Updated: Sep 25, 2024





GoPro Inc objected to the registration of the MAXCAM trade mark by Shenzhen Maisi Digital for goods such as camera bags, tripods and lenses. The opposition included several grounds, particularly s44 that the application is too similar to an existing trade mark GOPRO for similar goods


GoPro provided evidence of sales, social media accounts, websites (including historical we images from the Wayback Machine). To succeed, GoPro needed to show that their trade mark had an earlier date, was deceptively similar and for similar goods.


The comparison between trade marks must consider the look and the spoken sound of the trade marks, The verbal description being more important if the goods are likely to be asked for in person. There must be a real tangible danger the the imperfect recollection of a notional buyer would be deceived or confused in their normal purchasing circumstances that the two products came from the same source.

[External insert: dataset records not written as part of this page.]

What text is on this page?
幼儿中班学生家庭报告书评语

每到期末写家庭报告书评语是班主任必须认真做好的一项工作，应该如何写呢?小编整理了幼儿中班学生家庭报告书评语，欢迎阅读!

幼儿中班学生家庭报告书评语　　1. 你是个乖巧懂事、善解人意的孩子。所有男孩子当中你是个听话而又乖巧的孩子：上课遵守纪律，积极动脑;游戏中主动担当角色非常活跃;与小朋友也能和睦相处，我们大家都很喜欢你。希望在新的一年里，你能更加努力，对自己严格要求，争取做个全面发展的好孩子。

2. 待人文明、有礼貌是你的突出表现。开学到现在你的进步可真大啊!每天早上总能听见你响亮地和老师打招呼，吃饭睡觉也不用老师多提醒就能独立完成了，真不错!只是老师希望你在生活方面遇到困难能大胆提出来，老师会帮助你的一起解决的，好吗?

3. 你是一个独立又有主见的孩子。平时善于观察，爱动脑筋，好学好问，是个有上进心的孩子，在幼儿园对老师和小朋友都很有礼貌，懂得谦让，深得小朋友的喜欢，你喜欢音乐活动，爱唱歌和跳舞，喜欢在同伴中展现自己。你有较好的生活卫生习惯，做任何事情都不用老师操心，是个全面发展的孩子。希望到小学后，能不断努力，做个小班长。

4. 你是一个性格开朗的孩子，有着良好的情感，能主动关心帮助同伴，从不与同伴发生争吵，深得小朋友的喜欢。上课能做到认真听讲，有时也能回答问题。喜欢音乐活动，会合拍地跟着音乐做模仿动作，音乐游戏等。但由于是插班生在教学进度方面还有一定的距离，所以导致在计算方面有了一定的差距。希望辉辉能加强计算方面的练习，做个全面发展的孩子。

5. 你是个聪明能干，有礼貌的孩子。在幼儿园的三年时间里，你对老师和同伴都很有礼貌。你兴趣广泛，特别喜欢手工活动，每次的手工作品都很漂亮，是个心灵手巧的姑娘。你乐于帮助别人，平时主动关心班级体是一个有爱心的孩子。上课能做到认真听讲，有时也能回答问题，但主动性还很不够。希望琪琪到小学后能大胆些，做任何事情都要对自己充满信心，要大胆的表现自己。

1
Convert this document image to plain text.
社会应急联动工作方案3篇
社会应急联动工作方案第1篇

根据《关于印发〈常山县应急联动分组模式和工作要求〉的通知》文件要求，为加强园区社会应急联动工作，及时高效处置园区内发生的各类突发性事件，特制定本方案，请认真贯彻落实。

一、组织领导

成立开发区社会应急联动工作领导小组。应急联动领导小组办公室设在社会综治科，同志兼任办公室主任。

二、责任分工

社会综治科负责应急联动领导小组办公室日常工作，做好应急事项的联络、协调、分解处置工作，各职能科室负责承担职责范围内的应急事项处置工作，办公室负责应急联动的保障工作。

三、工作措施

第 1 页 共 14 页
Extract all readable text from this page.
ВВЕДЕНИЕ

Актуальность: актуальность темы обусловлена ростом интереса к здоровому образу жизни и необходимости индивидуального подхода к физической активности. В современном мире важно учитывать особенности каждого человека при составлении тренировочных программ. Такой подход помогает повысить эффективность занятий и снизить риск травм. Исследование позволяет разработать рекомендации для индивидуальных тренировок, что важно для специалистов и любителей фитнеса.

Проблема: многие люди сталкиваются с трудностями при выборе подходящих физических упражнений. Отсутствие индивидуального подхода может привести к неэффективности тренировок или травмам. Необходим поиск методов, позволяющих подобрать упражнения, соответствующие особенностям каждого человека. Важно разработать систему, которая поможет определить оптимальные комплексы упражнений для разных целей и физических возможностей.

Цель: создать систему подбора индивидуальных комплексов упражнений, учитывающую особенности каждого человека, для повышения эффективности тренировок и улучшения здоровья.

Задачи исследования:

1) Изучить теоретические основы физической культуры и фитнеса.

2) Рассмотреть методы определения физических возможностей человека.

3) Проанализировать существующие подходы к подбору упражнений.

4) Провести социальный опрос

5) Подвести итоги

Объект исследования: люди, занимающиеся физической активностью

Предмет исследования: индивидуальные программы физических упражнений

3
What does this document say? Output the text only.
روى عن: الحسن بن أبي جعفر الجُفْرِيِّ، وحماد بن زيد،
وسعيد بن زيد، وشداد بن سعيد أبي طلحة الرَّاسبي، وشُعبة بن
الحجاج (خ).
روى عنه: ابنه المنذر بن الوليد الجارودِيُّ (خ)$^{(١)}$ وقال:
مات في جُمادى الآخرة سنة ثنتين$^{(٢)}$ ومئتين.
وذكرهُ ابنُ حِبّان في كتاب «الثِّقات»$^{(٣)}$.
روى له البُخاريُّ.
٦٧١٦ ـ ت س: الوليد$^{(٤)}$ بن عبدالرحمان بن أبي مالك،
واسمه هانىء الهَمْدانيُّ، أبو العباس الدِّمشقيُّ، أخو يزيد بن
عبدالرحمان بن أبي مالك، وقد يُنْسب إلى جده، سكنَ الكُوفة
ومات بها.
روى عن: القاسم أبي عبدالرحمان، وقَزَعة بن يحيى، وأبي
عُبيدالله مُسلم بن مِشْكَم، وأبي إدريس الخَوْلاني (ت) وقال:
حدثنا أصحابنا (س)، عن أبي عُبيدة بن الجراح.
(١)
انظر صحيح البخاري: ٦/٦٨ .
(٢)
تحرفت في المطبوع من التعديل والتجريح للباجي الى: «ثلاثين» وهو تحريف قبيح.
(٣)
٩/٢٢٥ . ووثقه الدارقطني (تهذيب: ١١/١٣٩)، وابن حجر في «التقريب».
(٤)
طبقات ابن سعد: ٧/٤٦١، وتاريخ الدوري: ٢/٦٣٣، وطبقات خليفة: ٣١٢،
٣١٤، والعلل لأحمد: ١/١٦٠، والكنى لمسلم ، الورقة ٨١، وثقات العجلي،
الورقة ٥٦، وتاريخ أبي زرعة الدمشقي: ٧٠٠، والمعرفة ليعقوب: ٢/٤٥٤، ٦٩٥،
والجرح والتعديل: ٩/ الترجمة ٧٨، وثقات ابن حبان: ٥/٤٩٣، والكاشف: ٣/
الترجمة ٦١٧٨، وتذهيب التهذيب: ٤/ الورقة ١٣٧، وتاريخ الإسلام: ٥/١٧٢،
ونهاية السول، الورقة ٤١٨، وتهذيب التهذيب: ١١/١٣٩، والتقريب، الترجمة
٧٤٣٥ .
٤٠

The comparison of the trade marks also is made in the context of the comparison of the goods to which they are applied, since the closer the relationship between the goods, the more likely any similarity in the trade marks will prove to be deceptive. Additionally, the trade marks office noted that any element of a trade mark such as the word MAX that is descriptive may not tend to cause confusion about the source of the goods because it calls to mind the nature of the product rather than its source.


The Australian Trade Marks Office concluded that the differences were significant and there was not a real tangible danger of deception or confusion, the Trade Marks are not deceptively similar and the word GoPro is a key visual, aural and conceptual feature of difference so the opposition by GoPro failed.